Have Class Action. Need Plaintiff. No Problem.
Saturday, August 2, 2008 at 03:23PM No problem, at least, according to counsel representing an uninjured class representative, who will undoubtedly argue that his client, despite having no standing, can nevertheless obtain pre-certification class discovery to obtain the identities of an actual injured class plaintiff to step in.
Let me repeat that. You might be sued in a class action in California by a plaintiff who is unharmed by you. While you may be in the process of having a court determine that the plaintiff was never in fact harmed (by way of a motion for summary judgment, which will take at least 4 months to be heard, but typically longer), that plaintiff can seek discovery that may be used to identify an actual injured plaintiff and have that plaintiff substituted in to maintain the class action.
Ridiculous? Not quite since some of you may have already faced this issue. It is an issue that regularly comes up, but even more so after the passage of Proposition 64, which suddenly resulted in a number of private attorney general plaintiffs to suddenly lose standing under California’s Unfair Competition Law.
This issue has also received a "shot in the arm" due to the Court of Appeal’s decision earlier this year in CashCall v. Sup. Ct., 159 Cal. App. 4th 273 (2008), in which such discovery was granted. (In that case, it was alleged that the defendant was secretly recording the telephone conversations of clients without their consent. Despite not having a plaintiff who was actually subject to this alleged illegal conduct, the plaintiffs were granted discovery to identify those individuals who have been surreptitiously recorded so that they could besubstituted into the action.)
So, what does this mean for the industry?
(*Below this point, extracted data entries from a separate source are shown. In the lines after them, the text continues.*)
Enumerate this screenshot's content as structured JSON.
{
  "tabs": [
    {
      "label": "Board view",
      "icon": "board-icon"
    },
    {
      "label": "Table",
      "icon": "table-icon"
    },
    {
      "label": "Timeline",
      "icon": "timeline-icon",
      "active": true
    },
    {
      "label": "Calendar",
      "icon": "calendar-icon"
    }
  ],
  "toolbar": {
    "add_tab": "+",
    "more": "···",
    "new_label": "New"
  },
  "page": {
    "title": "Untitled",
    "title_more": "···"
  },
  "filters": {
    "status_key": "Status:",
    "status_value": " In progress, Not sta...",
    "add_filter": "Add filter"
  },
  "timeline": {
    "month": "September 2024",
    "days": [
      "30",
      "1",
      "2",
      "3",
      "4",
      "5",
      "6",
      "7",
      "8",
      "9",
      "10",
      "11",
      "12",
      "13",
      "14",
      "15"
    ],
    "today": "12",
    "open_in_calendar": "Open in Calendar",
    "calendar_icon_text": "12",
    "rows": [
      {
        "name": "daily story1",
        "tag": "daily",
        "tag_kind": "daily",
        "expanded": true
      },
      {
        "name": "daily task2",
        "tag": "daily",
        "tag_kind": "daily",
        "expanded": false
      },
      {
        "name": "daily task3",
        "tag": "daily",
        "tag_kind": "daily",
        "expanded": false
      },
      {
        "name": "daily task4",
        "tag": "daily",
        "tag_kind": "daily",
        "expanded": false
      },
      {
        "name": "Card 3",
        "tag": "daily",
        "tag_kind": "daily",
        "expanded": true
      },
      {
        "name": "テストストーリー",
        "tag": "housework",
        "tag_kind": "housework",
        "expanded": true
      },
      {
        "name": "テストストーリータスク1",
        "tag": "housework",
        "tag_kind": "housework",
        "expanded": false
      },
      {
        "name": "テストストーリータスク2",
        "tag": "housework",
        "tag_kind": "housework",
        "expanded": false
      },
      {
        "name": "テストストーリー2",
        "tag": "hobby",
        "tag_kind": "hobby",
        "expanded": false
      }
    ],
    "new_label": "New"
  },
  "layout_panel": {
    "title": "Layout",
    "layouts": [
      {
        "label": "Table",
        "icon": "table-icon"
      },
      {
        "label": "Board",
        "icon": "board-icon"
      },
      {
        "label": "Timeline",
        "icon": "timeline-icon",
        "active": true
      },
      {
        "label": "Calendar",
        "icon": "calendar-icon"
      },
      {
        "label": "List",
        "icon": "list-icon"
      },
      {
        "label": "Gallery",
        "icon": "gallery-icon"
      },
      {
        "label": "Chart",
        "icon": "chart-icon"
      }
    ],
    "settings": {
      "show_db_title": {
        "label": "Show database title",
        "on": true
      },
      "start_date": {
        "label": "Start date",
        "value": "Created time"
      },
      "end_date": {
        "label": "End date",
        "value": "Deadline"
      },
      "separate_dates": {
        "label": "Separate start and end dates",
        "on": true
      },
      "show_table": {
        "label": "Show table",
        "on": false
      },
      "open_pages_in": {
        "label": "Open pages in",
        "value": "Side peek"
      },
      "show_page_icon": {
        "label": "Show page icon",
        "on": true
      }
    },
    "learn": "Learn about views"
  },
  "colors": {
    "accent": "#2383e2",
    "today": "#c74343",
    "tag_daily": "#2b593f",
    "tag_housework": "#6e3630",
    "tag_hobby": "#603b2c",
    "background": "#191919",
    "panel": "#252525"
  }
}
Well, it has really become another one of the standard issues that your attorney can expect to address in seeking to dispense of a class action lawsuit. The bright side, however, is that the courts are mindful of the potential abuse of the class action procedure that may arise from the use of a "straw" plaintiff. If it is the case that the original plaintiff knew or should have reasonably known that he was an inappropriate plaintiff, a court will likely be inclined to deny a request to obtain discovery for a more appropriate plaintiff. On the other hand, if the facts are more extreme, such as those in CashCall, where no one but the defendant had information as to the identities of injured "victims," a court will be more inclined to grant that discovery.
[For cases that have denied such discovery, see First American Title Ins. Co. v. Sup. Ct., 146 Cal. App. 4th 1564 (2007), and Cryoport Sys. v. CNA Ins. Cos., 149 Cal. App. 4th 627 (2007), are cases where such discovery has been denied.]